ドイツ語若者言葉「Diggah/おめー」と日本語の二人称

長女は周りからものすごく色々な影響を受けるタイプで、その筆頭が言葉遣い!
私の知らない、次女は使わない、夫が聞いたら眉をひそめる「若者言葉」を結構使う。
長女はクラス、学年、男女問わず、付き合いが広い。
次女は自分の周りの女子以外と話さないし、男子のことは大概気持ち悪い虫を見るような目で蔑んでいる。

昨日も妹に、
「Hä? Weisst du das nicht?!(え? こんなことも知らないの) Diggah!」
と言っていた。
Diggaを私は知らなかったけど、言い方がものすごくバカにしていたので、いい言葉じゃないんだろうと思って、意味を聞いたら、「Alter」とか英語のBroと同じような感じという。
(ちなみにBro(Brotherのこと)もよく言う。
妹にもいうので、いつから弟になった?!と突っ込む)

ただ、綴りは次女は「Digger」だといい、長女は「Diggah」だというので調べてみたら、Wikiさんによると、その2つ以外にもDicker, Digga, Diggi, まれに Diggha, Diggär, Dikka, Dikkahの書き方があるらしい。
元々は北ドイツの方言で、友だちや仲間を指す言葉。

私が知っていたのは、Kumpel(友達じゃなくて仲間とかツレみたいな感じ、ほぼ男性が男性の友人を指すとき)で、その後長女からAlterを習ったが、同類の様子。
ちなみにaltは「古い、老いた」という形容詞に「er」をつけて、「~な人」という言い方にしている。
ま、つまり「老人」という意味が従来なんだけど、これを同じく男性が男性の友人を指して、「旧友」みたいなニュアンスで使う。
でも、突っ込むときによくいうので、「おまえ!」みたいな感じが多い。

このDiggerも「おめー」とか「てめー」、「てめえ」みたいな言い方や書き方があるという感じで、仲間内で相手を呼ぶときの言葉だそうだ。
ヒップホップ系の歌手などがよく使用し、若者人口に膾炙したらしい。

でも、日本語からすると「で」「が」とか濁音はあまりきれいじゃないし、粗雑、粗暴な感じがする。

日本語では二人称をあまり使わない。
欧州系言語の人は、どうしてもそれを使いたかがって、
「あなたの名前は何ですか」
とかいうけど、「あなた」って呼びかけは失礼になることもあるからね!といつも口を酸っぱくして言っている。

そうすると、
「じゃあ、どうしたらいいんですか!」
とびっくりするので、いや、教科書の会話通り「名前は何ですか」でいいじゃんという。
それで名前が分かったら、「〇〇さんの仕事は何ですか」とか名前を使えばいいんだしね。
それは、欧州系言語との大きな違いなので、学生は最初とても戸惑います。
私たち日本人も最初に英語を学習したとき、「a/The」ってなんだよとか、なんでいちいち「I」とか「You」っていうんだよーと思ったのの、ちょうど反対だ。

日本語で「あなた」というと、詰問してる感じがする。
「ちょっと、あなた、今日はゴミの日じゃないわよ!」
みたいな。
「あなた、一体誰なんですか?!」
とか。
例え敬語と組み合わせて、
「あなたはどちらからいらっしゃったんですか」
と書いても、違和感しかない。

「あんた」「おまえ」「おめえ」なども、家族や仲間内でなら、愛称のように感じるけど(妻の夫の呼びかけ「あなた」も含め)、外で使うと喧嘩腰になるだろう。

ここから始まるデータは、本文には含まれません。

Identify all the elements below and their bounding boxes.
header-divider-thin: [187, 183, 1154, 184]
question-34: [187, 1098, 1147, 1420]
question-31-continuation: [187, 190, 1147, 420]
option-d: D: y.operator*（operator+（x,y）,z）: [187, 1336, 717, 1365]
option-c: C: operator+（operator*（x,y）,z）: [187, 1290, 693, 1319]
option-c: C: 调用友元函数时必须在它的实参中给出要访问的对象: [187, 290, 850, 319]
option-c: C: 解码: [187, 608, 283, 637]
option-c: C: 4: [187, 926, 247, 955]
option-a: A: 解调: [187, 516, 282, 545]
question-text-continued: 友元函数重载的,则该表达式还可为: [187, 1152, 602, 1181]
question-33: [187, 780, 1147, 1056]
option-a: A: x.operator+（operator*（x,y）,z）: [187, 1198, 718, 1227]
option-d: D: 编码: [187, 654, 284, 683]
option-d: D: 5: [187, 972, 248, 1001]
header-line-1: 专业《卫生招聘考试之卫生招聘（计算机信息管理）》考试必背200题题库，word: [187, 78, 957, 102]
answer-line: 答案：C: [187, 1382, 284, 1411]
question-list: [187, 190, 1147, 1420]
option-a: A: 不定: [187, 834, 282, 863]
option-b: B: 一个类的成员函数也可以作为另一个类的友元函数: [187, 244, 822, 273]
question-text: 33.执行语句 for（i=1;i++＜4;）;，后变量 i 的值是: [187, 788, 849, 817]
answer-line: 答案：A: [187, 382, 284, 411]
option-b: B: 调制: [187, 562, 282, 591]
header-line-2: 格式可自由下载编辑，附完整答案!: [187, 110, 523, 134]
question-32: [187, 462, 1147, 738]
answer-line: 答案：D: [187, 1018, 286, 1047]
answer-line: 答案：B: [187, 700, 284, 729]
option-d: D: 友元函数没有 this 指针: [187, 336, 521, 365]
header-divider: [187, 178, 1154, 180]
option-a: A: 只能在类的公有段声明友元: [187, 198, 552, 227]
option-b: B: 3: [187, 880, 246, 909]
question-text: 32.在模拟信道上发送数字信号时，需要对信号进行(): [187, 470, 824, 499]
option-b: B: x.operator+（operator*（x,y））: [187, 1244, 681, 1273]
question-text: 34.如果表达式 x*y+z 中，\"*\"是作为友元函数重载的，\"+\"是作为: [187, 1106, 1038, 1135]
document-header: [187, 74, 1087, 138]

「君」も、言い手が偉そうな感じがするので、かなりシチュエーションに影響されるだろう。
私はよく自分の子どもたちを前は「あな(限りなくAが不明瞭な)たたち」と言ってたけど、ここ数年「君たち」となってきた。
別に意図は全くないんだけど。

私的には「あなた様」は神様とかくらいエライ感じ。
「お前様」は物語でしか聞いたことない。
「手前(てまえ)」に至っては、自分のことなのに(番頭さんとかがいうよね!)、「てめえ」になると相手のこと?!とびっくり。
これは、関西の「自分」と似てるのかな。
「ボク、どこから来たの?」と同じか。

多分、相手によって変わる言葉(仲間内言葉)というのは、普遍的じゃない分、そのメンバーにとっては面白いんだろうし、外の人にとっては、よろしく聞こえないんだろうと思う。
長女は注意をすれば、少なくとも家ではそういう言い方をしなくなるので、引き続き様子を見ていくのでよいかと思う。